Tag: Ducks Ltd.

New Audio: Lee Paradise Teams Up with New Chance’s Victoria Cheong on a Woozy Banger

Although best known for being one-half of Toronto-based indie electro pop duo Phédre, Dan Lee is also a solo artist in his own right, under the moniker Lee Paradise. And with the release of his Lee Paradise debut, 2020’s The Fink, Lee quickly established a sound that’s typically widescreen and is indebted to polyrhythmic psychedelia.

Lee’s sophomore Lee Paradise album Lee Paradise & Co. is slated for an October 28, 2022 release through Telephone Explosion Records. The album’s material started off as a set of mood-focused instrumental sketches. But the sketches became fleshed out songs after he sent the tracks to a an eclectic array of collaborators including Jane Inc.‘s Carlyn Bezic, Scott Hardware’s, No Frills‘ and Ducks Ltd.‘s Jonathan Pappo, Scott Hardware, Isla Craig, New Chance‘s Victoria Cheong, Jay Anderson, Mother Tongues‘ Charise Aragoza and Lukas Cheung and Moon King‘s Daniel Woodhead. The end result is an album in which every aspect of its creation eventually became open to collaboration, from musical performances, lyric writing and vocals all the way through to mixing and mastering, all while featuring material that defies genre and style conventions with a soulful panache.

“Not Practical,” Lee Paradise & Co.‘s latest single is a woozy yet accessible synth pop-leaning banger centered around copious amounts of DFA Records/LCD Soundsystem-like cowbell, layers of glistening and whirring synths and skittering beats paired with Victoria Cheong’s beguiling vocal. While being remarkably dance floor friendly, “Not Practical” evokes the swooning and wildly illogical of love.

New Video: Toronto’s Rapport Shares a Cinematic Visual For Shimmering 80s-Inspired “Can’t Get It To Last”

After a decade of playing in a number of local bands, performing with other artists and stints with Moon King and Born Ruffians, Toronto-born and-based singer/songwriter and musician Maddy Wilde’s long-felt imposter syndrome gave way to a desire to create music that she felt was largely unexplored in the Toronto scene — earnest, heart-worn-on-sleeve pop with her latest band Rapport. Around the same time, her bandmates Kurt Marble and Mike Pereira, who have played in Twist, Ducks, Ltd. and Most People had experienced a similar urge to create earnest pop, despite their professional backgrounds in garage rock, punk rock and glam rock.

With their recently released debut EP Floating Through The Wonderwave, the Toronto-based trio have embarked on an exploration of crafted and breezy pop rooted in Wilde’s intuitive sense of harmony and slick hooks paired with a desire to sincerely capture the essence of sentimentality.

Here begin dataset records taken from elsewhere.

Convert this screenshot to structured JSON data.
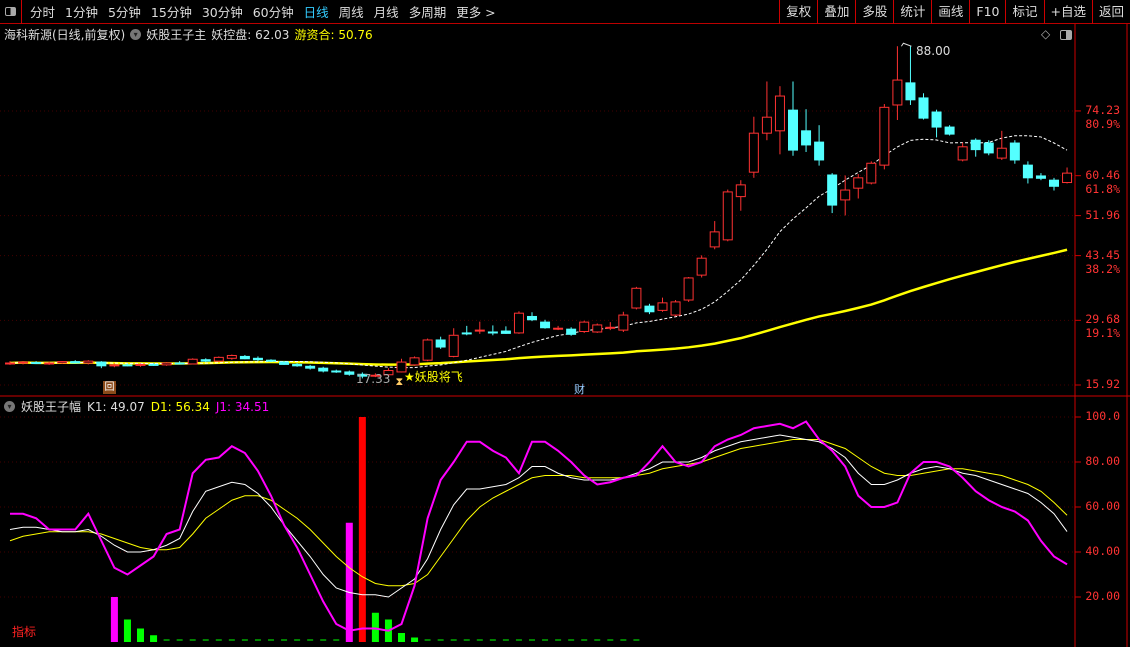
{
  "toolbar": {
    "periods": [
      "分时",
      "1分钟",
      "5分钟",
      "15分钟",
      "30分钟",
      "60分钟",
      "日线",
      "周线",
      "月线",
      "多周期",
      "更多 >"
    ],
    "active": "日线",
    "buttons": [
      "复权",
      "叠加",
      "多股",
      "统计",
      "画线",
      "F10",
      "标记",
      "+自选",
      "返回"
    ]
  },
  "main": {
    "stock": "海科新源(日线,前复权)",
    "indicator": "妖股王子主",
    "ind1_label": "妖控盘:",
    "ind1_value": "62.03",
    "ind2_label": "游资合:",
    "ind2_value": "50.76",
    "axis_labels": [
      {
        "v": 74.23,
        "t": "74.23",
        "p": "80.9%"
      },
      {
        "v": 60.46,
        "t": "60.46",
        "p": "61.8%"
      },
      {
        "v": 51.96,
        "t": "51.96",
        "p": ""
      },
      {
        "v": 43.45,
        "t": "43.45",
        "p": "38.2%"
      },
      {
        "v": 29.68,
        "t": "29.68",
        "p": "19.1%"
      },
      {
        "v": 15.92,
        "t": "15.92",
        "p": ""
      }
    ],
    "high_label": "88.00",
    "low_label": "17.33",
    "signal_label": "★妖股将飞",
    "marker_hui": "回",
    "marker_cai": "财",
    "colors": {
      "up": "#ff3232",
      "down": "#54ffff",
      "ma_fast": "#ffffff",
      "ma_slow": "#ffff00"
    }
  },
  "chart_data": {
    "type": "candlestick",
    "price_range": [
      15.92,
      88.0
    ],
    "ohlc": [
      [
        20.5,
        21,
        20.2,
        20.6
      ],
      [
        20.6,
        21,
        20.3,
        20.8
      ],
      [
        20.7,
        21,
        20.4,
        20.5
      ],
      [
        20.5,
        20.9,
        20.2,
        20.6
      ],
      [
        20.6,
        21,
        20.4,
        20.9
      ],
      [
        20.9,
        21.2,
        20.5,
        20.6
      ],
      [
        20.6,
        21.2,
        20.3,
        21
      ],
      [
        20.8,
        21,
        19.5,
        20
      ],
      [
        20,
        20.5,
        19.7,
        20.2
      ],
      [
        20.2,
        20.5,
        19.9,
        20.1
      ],
      [
        20.1,
        20.5,
        19.8,
        20.3
      ],
      [
        20.3,
        20.6,
        20,
        20.2
      ],
      [
        20.2,
        20.8,
        20,
        20.6
      ],
      [
        20.6,
        21,
        20.3,
        20.4
      ],
      [
        20.4,
        21.6,
        20.3,
        21.4
      ],
      [
        21.3,
        21.6,
        20.8,
        21
      ],
      [
        21,
        22,
        20.8,
        21.8
      ],
      [
        21.6,
        22.4,
        21.3,
        22.2
      ],
      [
        22,
        22.3,
        21.4,
        21.5
      ],
      [
        21.6,
        22,
        21,
        21.3
      ],
      [
        21.2,
        21.4,
        20.8,
        21
      ],
      [
        20.8,
        21,
        20.2,
        20.3
      ],
      [
        20.3,
        20.6,
        19.8,
        20
      ],
      [
        19.9,
        20.2,
        19.2,
        19.5
      ],
      [
        19.5,
        19.8,
        18.6,
        18.9
      ],
      [
        18.9,
        19.2,
        18.5,
        18.7
      ],
      [
        18.7,
        19,
        17.9,
        18.2
      ],
      [
        18.2,
        18.6,
        17.33,
        17.8
      ],
      [
        17.9,
        18.4,
        17.6,
        18
      ],
      [
        18.1,
        19.5,
        18,
        19
      ],
      [
        18.7,
        21.5,
        18.6,
        20.8
      ],
      [
        20.2,
        22,
        20,
        21.7
      ],
      [
        21.2,
        25.8,
        21,
        25.5
      ],
      [
        25.5,
        26.2,
        23.6,
        24
      ],
      [
        22,
        28,
        21.8,
        26.5
      ],
      [
        27,
        28.5,
        26.5,
        26.8
      ],
      [
        27.4,
        29.4,
        26.8,
        27.6
      ],
      [
        27.2,
        28.6,
        26.5,
        27
      ],
      [
        27.4,
        28.4,
        26.8,
        26.9
      ],
      [
        27,
        31.6,
        26.8,
        31.2
      ],
      [
        30.5,
        31.4,
        29.5,
        29.8
      ],
      [
        29.3,
        29.8,
        27.9,
        28.1
      ],
      [
        27.8,
        28.5,
        27.6,
        28
      ],
      [
        27.8,
        28.2,
        26.4,
        26.7
      ],
      [
        27.3,
        29.6,
        27,
        29.3
      ],
      [
        27.2,
        29,
        27,
        28.7
      ],
      [
        28,
        29.3,
        27.6,
        28.2
      ],
      [
        27.6,
        31.5,
        27.2,
        30.8
      ],
      [
        32.3,
        36.8,
        32,
        36.5
      ],
      [
        32.7,
        33.2,
        31,
        31.5
      ],
      [
        31.8,
        34.5,
        31.5,
        33.4
      ],
      [
        30.8,
        34,
        30.5,
        33.6
      ],
      [
        34,
        38.9,
        33.6,
        38.7
      ],
      [
        39.3,
        43.5,
        38.8,
        42.9
      ],
      [
        45.3,
        50.8,
        44.8,
        48.5
      ],
      [
        46.8,
        57.5,
        46.5,
        57
      ],
      [
        56,
        59.5,
        53,
        58.5
      ],
      [
        61.2,
        73,
        60,
        69.5
      ],
      [
        69.5,
        80.5,
        68,
        72.9
      ],
      [
        70,
        79.5,
        65,
        77.4
      ],
      [
        74.4,
        80.5,
        64.7,
        65.9
      ],
      [
        70,
        74.6,
        65.5,
        67
      ],
      [
        67.6,
        71.2,
        62.6,
        63.8
      ],
      [
        60.6,
        61,
        52.5,
        54.2
      ],
      [
        55.3,
        60.5,
        52,
        57.4
      ],
      [
        57.8,
        60.8,
        55.6,
        60
      ],
      [
        58.9,
        63.5,
        58.6,
        63.1
      ],
      [
        62.7,
        75.7,
        61.8,
        75
      ],
      [
        75.5,
        88,
        72.3,
        80.8
      ],
      [
        80.2,
        88,
        75.5,
        76.6
      ],
      [
        77,
        78,
        72.4,
        72.7
      ],
      [
        74,
        74.5,
        68.6,
        70.8
      ],
      [
        70.8,
        71.2,
        69,
        69.3
      ],
      [
        63.8,
        67.5,
        63.5,
        66.6
      ],
      [
        68,
        68.4,
        64.5,
        66
      ],
      [
        67.4,
        68,
        64.8,
        65.3
      ],
      [
        64.2,
        70,
        63.8,
        66.3
      ],
      [
        67.4,
        68,
        63,
        63.8
      ],
      [
        62.7,
        63.5,
        58.8,
        60
      ],
      [
        60.4,
        61,
        59.5,
        59.9
      ],
      [
        59.5,
        60,
        57.3,
        58.2
      ],
      [
        59,
        62.2,
        58.8,
        61
      ]
    ]
  },
  "sub": {
    "title": "妖股王子幅",
    "k_label": "K1:",
    "k_value": "49.07",
    "d_label": "D1:",
    "d_value": "56.34",
    "j_label": "J1:",
    "j_value": "34.51",
    "corner_label": "指标",
    "axis_labels": [
      {
        "v": 100,
        "t": "100.0"
      },
      {
        "v": 80,
        "t": "80.00"
      },
      {
        "v": 60,
        "t": "60.00"
      },
      {
        "v": 40,
        "t": "40.00"
      },
      {
        "v": 20,
        "t": "20.00"
      }
    ],
    "J": [
      57,
      57,
      55,
      50,
      50,
      50,
      57,
      45,
      33,
      30,
      34,
      38,
      48,
      50,
      75,
      81,
      82,
      87,
      84,
      76,
      65,
      52,
      42,
      30,
      18,
      8,
      5,
      6,
      6,
      5,
      8,
      25,
      55,
      72,
      80,
      89,
      89,
      85,
      82,
      75,
      89,
      89,
      85,
      80,
      74,
      70,
      71,
      73,
      74,
      80,
      87,
      80,
      78,
      80,
      87,
      90,
      92,
      95,
      96,
      97,
      95,
      98,
      90,
      85,
      78,
      65,
      60,
      60,
      62,
      75,
      80,
      80,
      78,
      73,
      67,
      63,
      60,
      58,
      54,
      45,
      38,
      34.51
    ],
    "K": [
      50,
      51,
      51,
      50,
      49,
      49,
      50,
      47,
      43,
      40,
      40,
      41,
      43,
      46,
      58,
      67,
      69,
      71,
      70,
      66,
      60,
      52,
      45,
      38,
      30,
      24,
      22,
      21,
      21,
      20,
      24,
      28,
      37,
      50,
      61,
      68,
      68,
      69,
      70,
      73,
      78,
      78,
      75,
      73,
      72,
      72,
      72,
      73,
      75,
      77,
      80,
      80,
      80,
      82,
      85,
      87,
      89,
      90,
      91,
      92,
      91,
      90,
      89,
      86,
      82,
      75,
      70,
      70,
      72,
      75,
      77,
      78,
      77,
      75,
      74,
      72,
      70,
      68,
      66,
      62,
      57,
      49.07
    ],
    "D": [
      45,
      47,
      48,
      49,
      49,
      49,
      49,
      48,
      46,
      44,
      42,
      41,
      41,
      42,
      48,
      55,
      59,
      63,
      65,
      65,
      63,
      59,
      55,
      50,
      44,
      38,
      33,
      29,
      26,
      25,
      25,
      26,
      30,
      38,
      46,
      54,
      60,
      64,
      67,
      70,
      73,
      74,
      74,
      74,
      73,
      73,
      73,
      73,
      74,
      75,
      77,
      78,
      79,
      80,
      82,
      84,
      86,
      87,
      88,
      89,
      90,
      90,
      90,
      88,
      86,
      82,
      78,
      75,
      74,
      74,
      75,
      76,
      77,
      77,
      76,
      75,
      74,
      72,
      70,
      67,
      62,
      56.34
    ],
    "bars": [
      {
        "i": 8,
        "v": 20,
        "c": "#ff00ff"
      },
      {
        "i": 9,
        "v": 10,
        "c": "#00ff00"
      },
      {
        "i": 10,
        "v": 6,
        "c": "#00ff00"
      },
      {
        "i": 11,
        "v": 3,
        "c": "#00ff00"
      },
      {
        "i": 26,
        "v": 53,
        "c": "#ff00ff"
      },
      {
        "i": 27,
        "v": 100,
        "c": "#ff0000"
      },
      {
        "i": 28,
        "v": 13,
        "c": "#00ff00"
      },
      {
        "i": 29,
        "v": 10,
        "c": "#00ff00"
      },
      {
        "i": 30,
        "v": 4,
        "c": "#00ff00"
      },
      {
        "i": 31,
        "v": 2,
        "c": "#00ff00"
      }
    ]
  }
}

But just under the surface, the EP’s material possesses a dark, melancholy quality.

Thematically, the EP touches upon jealous, neuroses and self-doubt while Wilde’s narrators also explore the delicate and uneasy balance between artistic creation and self-promotion. “I had to uninstall social media apps on my phone when I realized they were a major source of anxiety and a hugely addictive waste of time which I could have spent making music,” Wilde says. “My creative practice was suffering as a result. But without these tools, how are artists meant to share their work?”

The recently released EP’s third and latest single “Can’t Get It To Last” is a shimmering bit of 80s inspired pop featuring atmospheric synths, Pereira’s percussive and chugging bass lines, Marble’s 80s rock-like guitar lines and soloing and Wilde’s achingly delicate vocal delivery paired with a soaring hook. While sounding as though it were a seamless mesh of the Stranger Things soundtrack and Brothers in Arms-era Dire Straits, the song on one level could be read as a prototypical broken heart-fueled ballad. But as the band’s Maddie Wilde explains, “On the surface, this probably sounds like your average love song. But it’s really about friendships and growing apart. Close friendships take different shapes- for example, friends who do everything together but have never actually been vulnerable with one another. It’s like maintaining a light and fluffy connection that has never really progressed further than a casual relationship. Friendships like this can go on for ages, and they are valuable, but they don’t seem to last as long.”

Adrienne McLaren brought to life my vision of creating a music video mood similar to that scene in Grease where Danny walks around the drive-in singing about Sandy,” Wilde adds. “For the drive-in movie, we made an experimental film not unlike one that would be submitted as an art class assignment. To get even more meta, we displayed the drive-in music video itself playing on a small Panasonic TV in various locations around the city. A video within a video within a video.”